Industry voice: Trafford is speeding up the process of welfare support whilst identifying how to improve the lives of some of its most vulnerable people with its new digital services
Councils nationwide provide a safety net to their residents in the case of a disaster or emergency as part of the Government’s welfare assistance programme.
Trafford Council is no different and provides an online Trafford Assist claim form for people to apply for food vouchers, electric or gas credit or household items. But what makes Trafford different is that its form has been created in-house, using IEG4’s eDesigner, and has been designed in such a way that the council can use it to identify where more support can be provided to its most vulnerable residents.
The form was created by Jane Lamb, the council’s systems and performance team leader. She says: “We wanted from the outset for the form not only to be user-friendly and easy to complete but to also be a mechanism to alert staff to the needs of our most vulnerable residents.
“By designing the form the way we did it means that we can trigger interventions to help people early on rather than at a later date when they may have bigger - and more costly - problems.”
With changes in welfare support, Trafford is seeing a rise in applications for its Trafford Assist local welfare assistance scheme, and feedback suggests their innovation in this area is making a real difference to people’s lives.
Meeting the user need
Lamb has designed the online application form to be simple and user-friendly using eDesigner’s inbuilt logic and intelligence. The form only asks for the information and evidence that is needed to complete the immediate task. For example, if a resident hasn’t applied before and is asking for food or assistance with heating then they are only asked to complete a short version of the form. But if they reapply for further support more information is captured, enabling the council to follow up and offer deeper assistance – for instance looking at what benefits they are receiving or may be entitled to or offering to help with applications or a personal budgeting support service.
People can access the form from a computer or mobile phone and upload relevant supporting evidence as needed. For those without mobile or home broadband access, free computer use is available at local libraries, however Lamb has found that most customers now have access to the internet, predominantly by mobile phone. The applicants are then contacted by email, text or letter according to their preferences.
Lamb explains that the council’s existing forms were ‘clunky to fill in’ - so much so that the council had to provide a helpline for those trying to apply. The goal behind the new forms was to deliver a truly self-service process for the applicant so that they would not need to telephone and ask for assistance. “We had to move away from the old system as it was just too clunky and time consuming. Using IEG4's eDesigner we were able to produce a form that suited the customer much better and captured all the information we needed in one go.
“The form is easy to fill in which means we don’t have to chase up inaccurate or incorrect information. So, it’s a quicker, simpler service for the applicant and has reduced support costs for the council too,” she says.
A useful feature of the new form is that applicants don’t have to complete the form in one go and providing they include an email address they will receive a reference number so that they can re-access and finish their application at any time. Again, the focus is on working from the customer’s perspective, putting them in charge of the application process.
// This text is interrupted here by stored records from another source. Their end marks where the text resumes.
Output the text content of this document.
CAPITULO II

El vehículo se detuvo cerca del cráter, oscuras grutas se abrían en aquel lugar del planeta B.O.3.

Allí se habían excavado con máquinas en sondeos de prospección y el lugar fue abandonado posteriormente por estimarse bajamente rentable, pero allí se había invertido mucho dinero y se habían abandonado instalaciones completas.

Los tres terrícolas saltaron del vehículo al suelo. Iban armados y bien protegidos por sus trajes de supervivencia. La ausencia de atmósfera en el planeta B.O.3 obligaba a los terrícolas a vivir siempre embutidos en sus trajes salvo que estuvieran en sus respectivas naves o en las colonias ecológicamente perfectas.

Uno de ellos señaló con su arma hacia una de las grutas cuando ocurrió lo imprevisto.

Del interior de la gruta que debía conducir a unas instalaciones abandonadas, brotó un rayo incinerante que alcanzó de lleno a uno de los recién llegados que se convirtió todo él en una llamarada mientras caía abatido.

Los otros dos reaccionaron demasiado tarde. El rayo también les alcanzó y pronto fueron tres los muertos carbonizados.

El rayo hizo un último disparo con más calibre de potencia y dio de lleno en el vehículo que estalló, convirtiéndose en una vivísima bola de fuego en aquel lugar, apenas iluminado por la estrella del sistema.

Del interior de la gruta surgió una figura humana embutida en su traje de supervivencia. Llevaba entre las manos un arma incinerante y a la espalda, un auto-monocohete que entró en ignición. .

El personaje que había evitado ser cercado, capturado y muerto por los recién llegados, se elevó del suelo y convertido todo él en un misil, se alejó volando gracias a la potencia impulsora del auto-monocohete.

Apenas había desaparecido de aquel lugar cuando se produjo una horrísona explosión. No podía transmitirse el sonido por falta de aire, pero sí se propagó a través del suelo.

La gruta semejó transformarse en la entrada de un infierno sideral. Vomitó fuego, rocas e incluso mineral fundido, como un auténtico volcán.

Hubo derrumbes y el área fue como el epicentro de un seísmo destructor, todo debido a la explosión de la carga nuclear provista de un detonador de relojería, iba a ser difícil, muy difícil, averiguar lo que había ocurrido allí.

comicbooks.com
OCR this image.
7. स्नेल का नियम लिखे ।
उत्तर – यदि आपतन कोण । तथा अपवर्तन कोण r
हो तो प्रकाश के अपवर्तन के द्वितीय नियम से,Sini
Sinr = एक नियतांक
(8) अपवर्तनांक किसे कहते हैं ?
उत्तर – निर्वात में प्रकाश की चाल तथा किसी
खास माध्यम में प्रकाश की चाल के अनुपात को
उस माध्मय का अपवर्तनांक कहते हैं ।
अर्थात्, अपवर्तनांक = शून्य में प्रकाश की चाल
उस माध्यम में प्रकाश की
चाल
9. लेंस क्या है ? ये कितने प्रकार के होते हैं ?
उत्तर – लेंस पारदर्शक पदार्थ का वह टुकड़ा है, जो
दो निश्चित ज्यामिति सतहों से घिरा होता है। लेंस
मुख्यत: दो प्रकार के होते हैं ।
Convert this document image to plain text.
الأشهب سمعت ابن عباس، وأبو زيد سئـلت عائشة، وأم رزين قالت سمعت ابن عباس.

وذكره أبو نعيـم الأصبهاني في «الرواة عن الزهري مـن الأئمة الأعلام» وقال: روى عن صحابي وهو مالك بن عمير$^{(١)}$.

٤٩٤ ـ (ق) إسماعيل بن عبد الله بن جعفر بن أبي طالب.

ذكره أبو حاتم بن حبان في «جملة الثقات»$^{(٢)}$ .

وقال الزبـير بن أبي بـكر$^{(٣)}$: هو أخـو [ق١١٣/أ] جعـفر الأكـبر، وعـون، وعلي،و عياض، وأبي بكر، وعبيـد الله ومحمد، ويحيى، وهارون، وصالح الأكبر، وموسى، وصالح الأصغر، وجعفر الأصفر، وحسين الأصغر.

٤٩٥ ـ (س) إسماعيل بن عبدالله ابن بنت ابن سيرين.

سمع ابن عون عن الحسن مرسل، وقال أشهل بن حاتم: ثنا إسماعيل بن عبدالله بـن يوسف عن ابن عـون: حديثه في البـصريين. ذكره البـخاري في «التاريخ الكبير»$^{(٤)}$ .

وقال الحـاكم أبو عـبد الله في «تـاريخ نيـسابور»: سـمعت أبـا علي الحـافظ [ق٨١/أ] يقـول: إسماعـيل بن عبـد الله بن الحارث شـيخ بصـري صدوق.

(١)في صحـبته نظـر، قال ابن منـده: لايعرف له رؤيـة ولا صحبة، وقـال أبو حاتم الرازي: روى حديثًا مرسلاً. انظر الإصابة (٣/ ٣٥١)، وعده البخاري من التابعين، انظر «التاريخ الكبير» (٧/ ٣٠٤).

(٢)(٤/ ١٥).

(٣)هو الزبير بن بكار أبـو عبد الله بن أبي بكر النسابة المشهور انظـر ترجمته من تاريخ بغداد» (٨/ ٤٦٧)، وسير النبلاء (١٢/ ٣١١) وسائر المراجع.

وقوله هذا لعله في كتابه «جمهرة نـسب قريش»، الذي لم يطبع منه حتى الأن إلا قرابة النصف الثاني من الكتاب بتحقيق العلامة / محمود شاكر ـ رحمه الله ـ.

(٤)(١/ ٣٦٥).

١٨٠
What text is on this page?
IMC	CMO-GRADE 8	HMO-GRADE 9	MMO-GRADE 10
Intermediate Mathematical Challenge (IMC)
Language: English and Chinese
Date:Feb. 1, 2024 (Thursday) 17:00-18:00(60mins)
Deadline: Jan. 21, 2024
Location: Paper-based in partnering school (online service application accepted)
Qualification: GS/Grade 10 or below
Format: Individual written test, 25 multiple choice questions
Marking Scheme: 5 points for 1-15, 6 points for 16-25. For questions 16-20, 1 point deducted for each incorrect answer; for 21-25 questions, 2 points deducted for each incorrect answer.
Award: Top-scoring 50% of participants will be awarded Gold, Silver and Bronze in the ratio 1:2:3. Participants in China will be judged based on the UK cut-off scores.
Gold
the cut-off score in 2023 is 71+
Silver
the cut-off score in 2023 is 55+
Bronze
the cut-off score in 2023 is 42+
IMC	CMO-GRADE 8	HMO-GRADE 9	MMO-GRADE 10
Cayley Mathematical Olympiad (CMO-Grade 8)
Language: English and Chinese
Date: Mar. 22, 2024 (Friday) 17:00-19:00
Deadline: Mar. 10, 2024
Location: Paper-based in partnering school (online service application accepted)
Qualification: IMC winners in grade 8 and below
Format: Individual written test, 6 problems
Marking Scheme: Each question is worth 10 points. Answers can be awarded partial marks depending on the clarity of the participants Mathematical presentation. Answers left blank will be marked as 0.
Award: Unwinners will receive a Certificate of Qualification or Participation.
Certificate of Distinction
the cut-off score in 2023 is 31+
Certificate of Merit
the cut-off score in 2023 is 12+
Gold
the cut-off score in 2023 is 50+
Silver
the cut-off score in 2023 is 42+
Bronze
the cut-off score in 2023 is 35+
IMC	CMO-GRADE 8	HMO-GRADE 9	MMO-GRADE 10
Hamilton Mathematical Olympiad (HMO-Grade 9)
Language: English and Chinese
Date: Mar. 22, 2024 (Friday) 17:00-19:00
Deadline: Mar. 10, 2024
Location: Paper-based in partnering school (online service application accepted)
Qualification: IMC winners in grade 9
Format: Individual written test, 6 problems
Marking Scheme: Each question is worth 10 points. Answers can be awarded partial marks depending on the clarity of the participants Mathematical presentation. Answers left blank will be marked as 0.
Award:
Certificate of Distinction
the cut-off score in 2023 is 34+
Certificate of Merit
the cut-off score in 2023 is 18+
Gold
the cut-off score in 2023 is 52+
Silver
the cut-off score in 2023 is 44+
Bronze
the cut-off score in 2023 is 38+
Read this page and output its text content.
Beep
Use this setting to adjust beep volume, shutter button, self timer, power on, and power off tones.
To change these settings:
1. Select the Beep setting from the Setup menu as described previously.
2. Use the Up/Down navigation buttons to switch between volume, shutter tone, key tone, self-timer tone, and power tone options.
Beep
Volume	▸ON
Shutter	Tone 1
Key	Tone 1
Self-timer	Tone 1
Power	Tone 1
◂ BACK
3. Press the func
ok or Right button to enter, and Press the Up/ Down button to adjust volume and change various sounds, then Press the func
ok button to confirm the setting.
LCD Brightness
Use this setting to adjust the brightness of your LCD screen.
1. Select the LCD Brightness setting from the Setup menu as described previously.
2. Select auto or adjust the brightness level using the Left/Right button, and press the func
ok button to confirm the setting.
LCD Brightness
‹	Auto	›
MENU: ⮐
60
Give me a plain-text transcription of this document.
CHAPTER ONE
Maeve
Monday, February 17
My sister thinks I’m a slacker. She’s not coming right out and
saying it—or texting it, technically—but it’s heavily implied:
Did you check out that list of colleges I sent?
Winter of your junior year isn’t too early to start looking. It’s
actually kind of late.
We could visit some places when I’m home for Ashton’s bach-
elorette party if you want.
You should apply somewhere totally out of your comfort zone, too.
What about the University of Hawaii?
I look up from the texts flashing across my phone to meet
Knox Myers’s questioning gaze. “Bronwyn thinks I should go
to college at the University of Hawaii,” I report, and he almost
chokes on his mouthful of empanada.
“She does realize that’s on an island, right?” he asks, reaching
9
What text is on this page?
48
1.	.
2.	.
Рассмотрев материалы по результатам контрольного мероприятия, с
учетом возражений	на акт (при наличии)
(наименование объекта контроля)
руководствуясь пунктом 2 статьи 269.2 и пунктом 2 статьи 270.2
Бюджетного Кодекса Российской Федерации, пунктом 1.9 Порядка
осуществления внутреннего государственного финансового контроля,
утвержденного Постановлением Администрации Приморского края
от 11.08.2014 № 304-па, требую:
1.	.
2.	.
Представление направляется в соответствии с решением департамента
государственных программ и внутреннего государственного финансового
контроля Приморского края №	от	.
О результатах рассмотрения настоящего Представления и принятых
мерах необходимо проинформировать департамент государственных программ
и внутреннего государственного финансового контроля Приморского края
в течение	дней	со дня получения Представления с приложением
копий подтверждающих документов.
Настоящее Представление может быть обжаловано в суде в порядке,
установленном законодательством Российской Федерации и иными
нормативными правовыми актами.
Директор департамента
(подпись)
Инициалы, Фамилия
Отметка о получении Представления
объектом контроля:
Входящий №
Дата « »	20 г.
From a standing start in January 2018 the first new form, welfare assistance, went live in March, followed a few months later with one for discretionary housing payments. These complement a recently launched IEG4 eCIC - change of circumstances - form and an established IEG4 eClaims benefits form, both of which interact with the back office systems.
Says Lamb: “Trafford first worked with IEG4 ten years ago on our online eClaim housing and council tax benefit forms and we are really pleased that they have helped us again in our journey to improve services for our residents by helping us provide a safety-net for the most vulnerable in our community.”
Designed from front line experience
Lamb is an expert in benefits and revenues – earlier in her career she used to assess benefit claims – so whilst not having a technical background she had the front line user need experience and the policy knowledge to create a form-driven process that worked for vulnerable people.
“Understanding the benefits systems was beneficial but we all, in our daily lives, regularly fill out forms so I drew on my own personal experience to help me create a form that our customers would find easy to complete while capturing all the information that we as a council needed.
“eDesigner also made the task easier too as once you worked out what questions you wanted and understood the logic and rules behind the solution it was very straightforward. So much so that I really enjoyed the process and would love to develop more!,” she says.
Staff working in job centres acted as a pilot group giving feedback on the structure and contents. “These are the people who are regularly helping vulnerable people understand the whole range of benefits that are available to them, so were best placed to review the new form with them and ensure that we got it right.
“The claim assessors and team really like the end result. They particularly liked the way we could tweak the forms on the go and instantly feedback changes to them,” adds Lamb.
“Helping people to serve themselves and access the help they need is a really good way of reducing costs, having the ability to design these digital services ourselves without the need to bring in consultants makes it even more cost effective.”